Hargrove spent one year (1988-1989) studying at Boston's Berklee School of Music, but could more often be found in NYC jam sessions, which resulted in his transferring to New York’s New School. His first recording in NYC was with saxophonist Bobby Watson, followed shortly by a session with up-and-coming super group Superblue, featuring Watson, Mulgrew Miller and Kenny Washington.  In 1990, he released his solo debut, Diamond in the Rough, on the Novus/RCA label, for which he would record a total of four albums that document his incubational growth as a “young lion” to watch. Hargrove made his Verve Records debut in 1994 on With the Tenors of Our Time, showcasing him with stellar sax men Joe Henderson, Stanley Turrentine, Johnny Griffin, Joshua Redman and Branford Marsalis.

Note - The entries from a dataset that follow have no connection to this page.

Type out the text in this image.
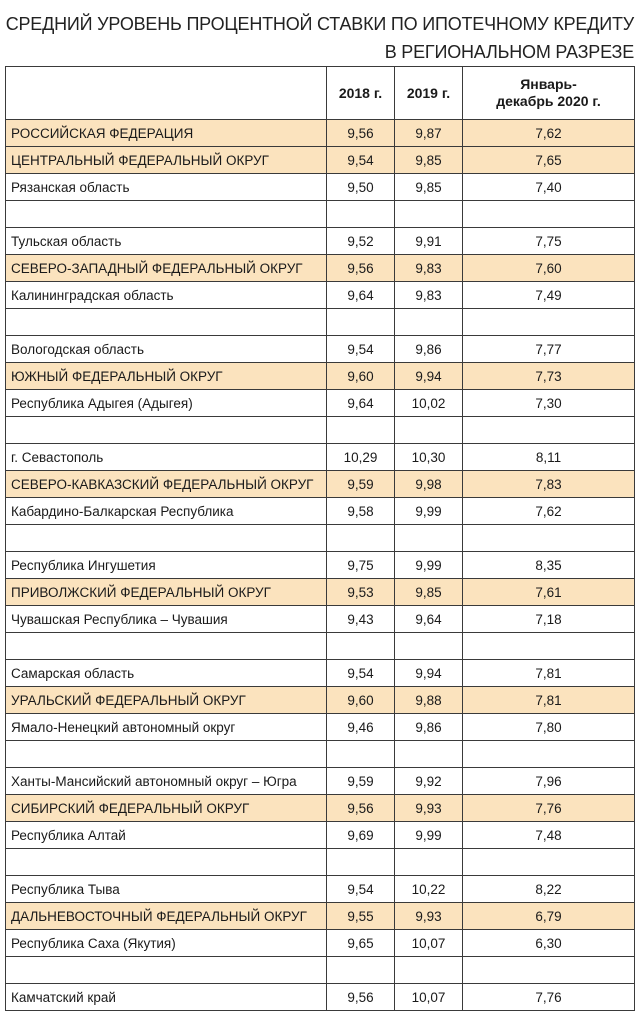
СРЕДНИЙ УРОВЕНЬ ПРОЦЕНТНОЙ СТАВКИ ПО ИПОТЕЧНОМУ КРЕДИТУ
В РЕГИОНАЛЬНОМ РАЗРЕЗЕ
	2018 г.	2019 г.	Январь-декабрь 2020 г.

РОССИЙСКАЯ ФЕДЕРАЦИЯ	9,56	9,87	7,62
ЦЕНТРАЛЬНЫЙ ФЕДЕРАЛЬНЫЙ ОКРУГ	9,54	9,85	7,65
Рязанская область	9,50	9,85	7,40

Тульская область	9,52	9,91	7,75
СЕВЕРО-ЗАПАДНЫЙ ФЕДЕРАЛЬНЫЙ ОКРУГ	9,56	9,83	7,60
Калининградская область	9,64	9,83	7,49

Вологодская область	9,54	9,86	7,77
ЮЖНЫЙ ФЕДЕРАЛЬНЫЙ ОКРУГ	9,60	9,94	7,73
Республика Адыгея (Адыгея)	9,64	10,02	7,30

г. Севастополь	10,29	10,30	8,11
СЕВЕРО-КАВКАЗСКИЙ ФЕДЕРАЛЬНЫЙ ОКРУГ	9,59	9,98	7,83
Кабардино-Балкарская Республика	9,58	9,99	7,62

Республика Ингушетия	9,75	9,99	8,35
ПРИВОЛЖСКИЙ ФЕДЕРАЛЬНЫЙ ОКРУГ	9,53	9,85	7,61
Чувашская Республика – Чувашия	9,43	9,64	7,18

Самарская область	9,54	9,94	7,81
УРАЛЬСКИЙ ФЕДЕРАЛЬНЫЙ ОКРУГ	9,60	9,88	7,81
Ямало-Ненецкий автономный округ	9,46	9,86	7,80

Ханты-Мансийский автономный округ – Югра	9,59	9,92	7,96
СИБИРСКИЙ ФЕДЕРАЛЬНЫЙ ОКРУГ	9,56	9,93	7,76
Республика Алтай	9,69	9,99	7,48

Республика Тыва	9,54	10,22	8,22
ДАЛЬНЕВОСТОЧНЫЙ ФЕДЕРАЛЬНЫЙ ОКРУГ	9,55	9,93	6,79
Республика Саха (Якутия)	9,65	10,07	6,30

Камчатский край	9,56	10,07	7,76
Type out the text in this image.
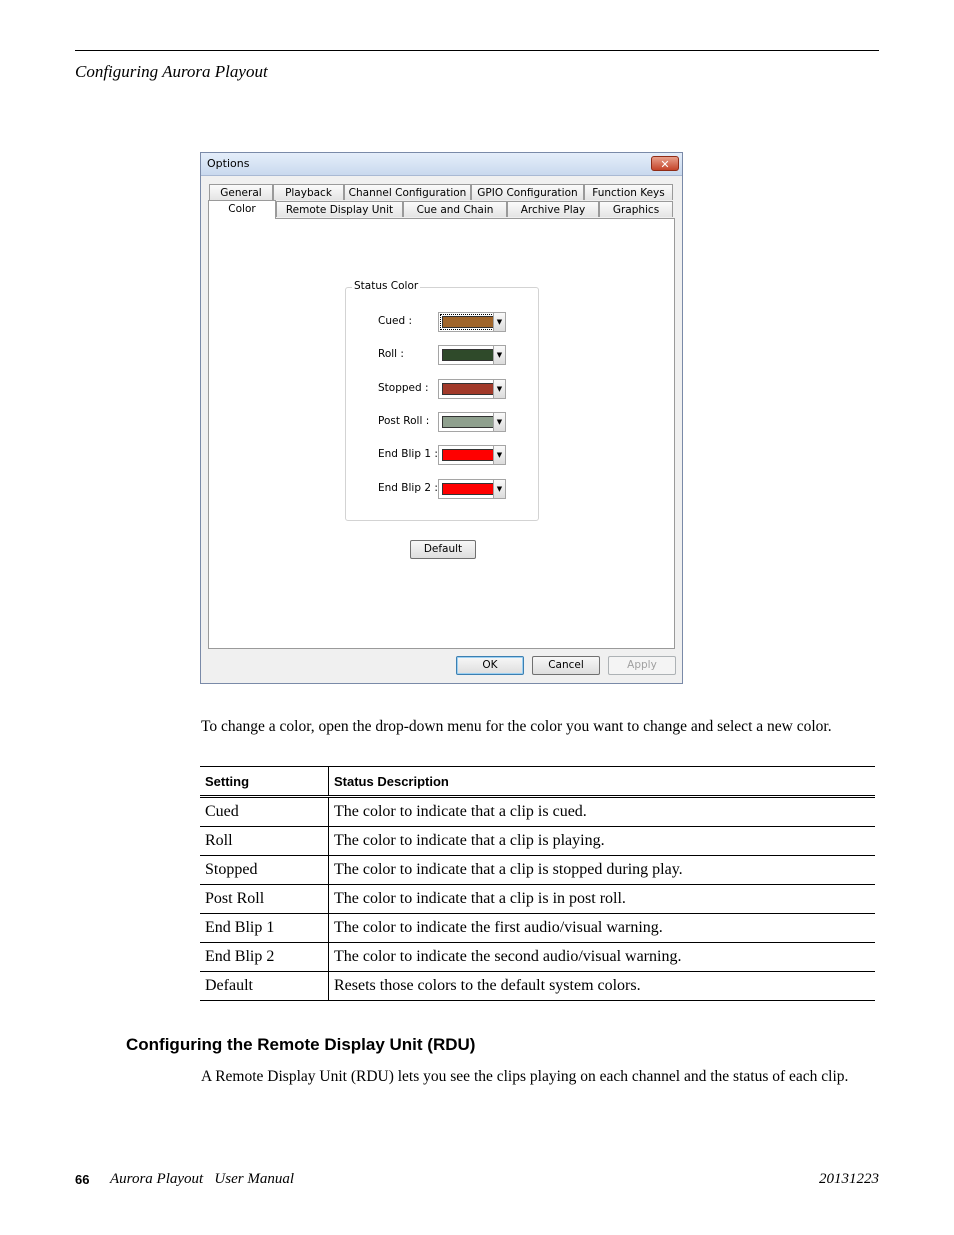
Configuring Aurora Playout
Options	✕
General	Playback	Channel Configuration	GPIO Configuration	Function Keys
Color	Remote Display Unit	Cue and Chain	Archive Play	Graphics
Status Color
Cued :	▼
Roll :	▼
Stopped :	▼
Post Roll :	▼
End Blip 1 :	▼
End Blip 2 :	▼
Default
OK	Cancel	Apply
To change a color, open the drop-down menu for the color you want to change and select a new color.
Setting	Status Description
Cued	The color to indicate that a clip is cued.
Roll	The color to indicate that a clip is playing.
Stopped	The color to indicate that a clip is stopped during play.
Post Roll	The color to indicate that a clip is in post roll.
End Blip 1	The color to indicate the first audio/visual warning.
End Blip 2	The color to indicate the second audio/visual warning.
Default	Resets those colors to the default system colors.
Configuring the Remote Display Unit (RDU)
A Remote Display Unit (RDU) lets you see the clips playing on each channel and the status of each clip.
66 Aurora Playout   User Manual	20131223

Every album Roy has released on Verve has been different from the one preceding it. And the same can be said of the array of talents who have invited him to grace the stage and/or their recordings - from jazz legends Sonny Rollins and Jackie McLean to song stylists Natalie Cole, Diana Kralland Abbey Lincoln. From pop veterans Diana Ross, Steve Tyrell and Kenny Rankin to younger stars John Mayer and Rhian Benson to the crème de la crème of jazz divas: Carmen McRae and the late, great Shirley Horn. Hargrove was also commissioned by the Lincoln Jazz Center to compose the piece “The Love Suite: In Mahogany,” which was performed in 1993. He is also a superstar of the international touring scene with his quintet, RH Factor and as a soloist.

Touching back on the statement Roy made at the outset about the state of jazz and jazz audiences today, the music world would be hard pressed to find another ambassador capable of traversing the worlds of straight ahead swingin’ and the funky underground better than Brother Hargrove. The RH Factor’s Distractions and The Roy Hargrove Quintet’s Nothing Serious stand as the actual proof.